Sans leur aide financière, les assassins nazis auraient été acculés à abandonner la guerre dès 1942, affirme le sociologue et député socialiste genevois. La Suisse, pays neutre et terre d’accueil ? Nullement. En verrouillant ses frontières en 1942 – alors qu’à cette date il connaissait l’existence des chambres à gaz -, le gouvernement suisse a livré des milliers de juifs à une mort certaine. Il a été en fait un partenaire actif et silencieux au service des bourreaux nazis. Non par idéologie raciste, mais par pure vénalité.

 

Aucun autre pays neutre – ni le Portugal ni la Suède – n’a accepté l’or volé des Allemands. Flairant des « affaires en or », les banquiers suisses ont joué les intermédiaires, les blanchisseurs de cet or provenant des banques des pays envahis ou des juifs assassinés. Le consentement du gouvernement fédéral leur était acquis. Avec les francs suisses reçus en échange de leurs lingots, le Reich a pu acheter les matières premières indispensables pour la fabrication des armes et la poursuite de la guerre. Quant aux industriels de l’armement suisses, ils livraient dès 1939 leurs engins de mort à Hitler, et ceci jusqu’en avril 1945.

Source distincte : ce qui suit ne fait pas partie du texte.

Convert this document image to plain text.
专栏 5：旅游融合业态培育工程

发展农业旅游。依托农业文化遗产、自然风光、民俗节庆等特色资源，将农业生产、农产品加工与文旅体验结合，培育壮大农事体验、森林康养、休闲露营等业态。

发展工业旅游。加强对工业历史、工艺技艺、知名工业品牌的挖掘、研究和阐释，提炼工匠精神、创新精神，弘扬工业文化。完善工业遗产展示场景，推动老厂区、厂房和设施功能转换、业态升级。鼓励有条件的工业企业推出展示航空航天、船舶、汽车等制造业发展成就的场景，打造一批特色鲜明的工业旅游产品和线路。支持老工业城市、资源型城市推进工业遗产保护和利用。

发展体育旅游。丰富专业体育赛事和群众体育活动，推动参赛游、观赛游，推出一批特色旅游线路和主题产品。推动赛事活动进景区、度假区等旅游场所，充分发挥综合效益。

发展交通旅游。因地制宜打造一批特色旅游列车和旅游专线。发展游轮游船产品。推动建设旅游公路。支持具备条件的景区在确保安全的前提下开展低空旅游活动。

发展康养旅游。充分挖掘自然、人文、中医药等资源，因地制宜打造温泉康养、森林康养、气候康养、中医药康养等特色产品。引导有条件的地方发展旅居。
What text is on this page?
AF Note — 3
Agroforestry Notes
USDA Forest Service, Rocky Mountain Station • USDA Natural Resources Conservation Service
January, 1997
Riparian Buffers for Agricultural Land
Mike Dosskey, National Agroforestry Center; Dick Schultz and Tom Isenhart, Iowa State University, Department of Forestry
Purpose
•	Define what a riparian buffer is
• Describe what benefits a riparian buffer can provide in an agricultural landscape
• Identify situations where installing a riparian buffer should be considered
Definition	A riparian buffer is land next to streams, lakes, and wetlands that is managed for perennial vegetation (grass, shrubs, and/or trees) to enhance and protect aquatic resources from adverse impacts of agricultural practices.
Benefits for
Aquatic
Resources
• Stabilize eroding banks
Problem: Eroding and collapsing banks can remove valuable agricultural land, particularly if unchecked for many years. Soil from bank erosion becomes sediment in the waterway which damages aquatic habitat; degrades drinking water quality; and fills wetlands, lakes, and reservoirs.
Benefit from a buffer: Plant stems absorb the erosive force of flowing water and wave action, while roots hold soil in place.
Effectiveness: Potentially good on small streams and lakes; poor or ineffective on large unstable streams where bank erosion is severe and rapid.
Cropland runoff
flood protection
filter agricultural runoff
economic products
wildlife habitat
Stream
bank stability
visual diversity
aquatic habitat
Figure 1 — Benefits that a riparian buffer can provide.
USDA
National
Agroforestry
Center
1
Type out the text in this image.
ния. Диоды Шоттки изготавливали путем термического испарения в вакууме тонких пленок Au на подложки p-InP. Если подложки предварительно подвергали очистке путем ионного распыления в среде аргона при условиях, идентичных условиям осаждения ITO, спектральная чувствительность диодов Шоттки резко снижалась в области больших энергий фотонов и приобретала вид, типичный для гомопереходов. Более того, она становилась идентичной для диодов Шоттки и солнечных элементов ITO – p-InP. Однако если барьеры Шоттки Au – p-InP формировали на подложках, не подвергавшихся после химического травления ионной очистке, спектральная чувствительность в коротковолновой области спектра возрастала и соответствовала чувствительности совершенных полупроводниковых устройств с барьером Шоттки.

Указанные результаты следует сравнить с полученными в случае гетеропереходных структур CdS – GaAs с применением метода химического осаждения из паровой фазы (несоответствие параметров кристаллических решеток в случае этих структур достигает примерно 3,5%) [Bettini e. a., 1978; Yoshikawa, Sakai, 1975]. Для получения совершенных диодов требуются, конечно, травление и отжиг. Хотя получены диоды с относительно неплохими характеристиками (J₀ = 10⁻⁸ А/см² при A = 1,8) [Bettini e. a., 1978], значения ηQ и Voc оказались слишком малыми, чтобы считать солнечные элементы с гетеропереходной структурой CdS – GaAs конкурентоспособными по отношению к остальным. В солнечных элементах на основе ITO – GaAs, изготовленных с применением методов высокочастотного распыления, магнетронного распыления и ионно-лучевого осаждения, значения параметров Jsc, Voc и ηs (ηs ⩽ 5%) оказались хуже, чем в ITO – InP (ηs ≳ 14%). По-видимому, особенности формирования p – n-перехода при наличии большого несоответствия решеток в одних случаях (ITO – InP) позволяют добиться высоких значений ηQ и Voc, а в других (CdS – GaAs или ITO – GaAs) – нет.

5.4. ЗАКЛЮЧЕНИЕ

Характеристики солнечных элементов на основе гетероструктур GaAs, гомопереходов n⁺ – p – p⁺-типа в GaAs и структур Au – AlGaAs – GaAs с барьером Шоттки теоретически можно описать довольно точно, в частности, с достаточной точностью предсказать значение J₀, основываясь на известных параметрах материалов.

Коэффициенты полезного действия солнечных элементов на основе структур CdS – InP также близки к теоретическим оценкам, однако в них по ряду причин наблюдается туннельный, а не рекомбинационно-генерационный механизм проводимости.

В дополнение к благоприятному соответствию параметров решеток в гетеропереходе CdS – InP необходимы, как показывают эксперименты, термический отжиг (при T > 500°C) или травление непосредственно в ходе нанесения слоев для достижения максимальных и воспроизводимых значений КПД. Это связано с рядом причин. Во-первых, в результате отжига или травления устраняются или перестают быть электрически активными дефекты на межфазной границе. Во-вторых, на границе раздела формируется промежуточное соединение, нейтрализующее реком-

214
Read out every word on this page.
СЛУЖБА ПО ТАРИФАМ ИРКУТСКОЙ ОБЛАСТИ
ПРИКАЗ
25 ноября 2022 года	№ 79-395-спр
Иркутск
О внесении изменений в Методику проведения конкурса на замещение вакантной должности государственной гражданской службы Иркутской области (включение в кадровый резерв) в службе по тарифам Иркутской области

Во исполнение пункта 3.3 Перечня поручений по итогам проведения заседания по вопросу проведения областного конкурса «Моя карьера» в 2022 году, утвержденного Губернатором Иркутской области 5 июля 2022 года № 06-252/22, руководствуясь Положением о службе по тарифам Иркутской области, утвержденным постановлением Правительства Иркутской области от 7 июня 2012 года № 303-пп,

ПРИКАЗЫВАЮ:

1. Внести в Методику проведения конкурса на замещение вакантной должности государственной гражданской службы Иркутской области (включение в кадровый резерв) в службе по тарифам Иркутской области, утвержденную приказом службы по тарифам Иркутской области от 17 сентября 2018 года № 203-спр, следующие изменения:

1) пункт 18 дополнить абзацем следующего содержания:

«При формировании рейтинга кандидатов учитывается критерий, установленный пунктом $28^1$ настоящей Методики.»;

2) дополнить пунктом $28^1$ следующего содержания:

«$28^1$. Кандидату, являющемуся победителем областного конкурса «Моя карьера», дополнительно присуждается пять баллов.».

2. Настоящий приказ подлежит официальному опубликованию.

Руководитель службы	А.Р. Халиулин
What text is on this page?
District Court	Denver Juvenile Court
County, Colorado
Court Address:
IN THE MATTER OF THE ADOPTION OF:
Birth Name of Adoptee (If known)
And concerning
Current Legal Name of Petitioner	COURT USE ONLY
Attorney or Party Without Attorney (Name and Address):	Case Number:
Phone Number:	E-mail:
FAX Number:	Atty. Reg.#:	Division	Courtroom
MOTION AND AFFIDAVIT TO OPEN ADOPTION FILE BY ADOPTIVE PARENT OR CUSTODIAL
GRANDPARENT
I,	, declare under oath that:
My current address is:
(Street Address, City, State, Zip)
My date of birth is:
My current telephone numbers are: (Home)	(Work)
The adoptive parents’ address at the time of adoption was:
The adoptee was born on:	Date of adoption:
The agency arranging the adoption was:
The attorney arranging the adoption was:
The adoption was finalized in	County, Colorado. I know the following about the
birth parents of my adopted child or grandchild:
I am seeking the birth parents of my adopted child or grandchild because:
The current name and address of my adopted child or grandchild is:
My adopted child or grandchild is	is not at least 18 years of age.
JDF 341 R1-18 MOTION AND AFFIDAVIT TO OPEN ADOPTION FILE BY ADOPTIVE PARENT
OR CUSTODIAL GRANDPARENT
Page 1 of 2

Ces accusations sont basées sur des documents accablants provenant des archives autrichiennes, allemandes, britanniques et américaines ; remis au député socialiste par des hauts fonctionnaires, des banquiers et des enquêteurs, ils corroborent les révélations faites par le Congrès juif mondial depuis l’été 1996.

 

Pourquoi cette complicité avec les sbires du Reich nazi ?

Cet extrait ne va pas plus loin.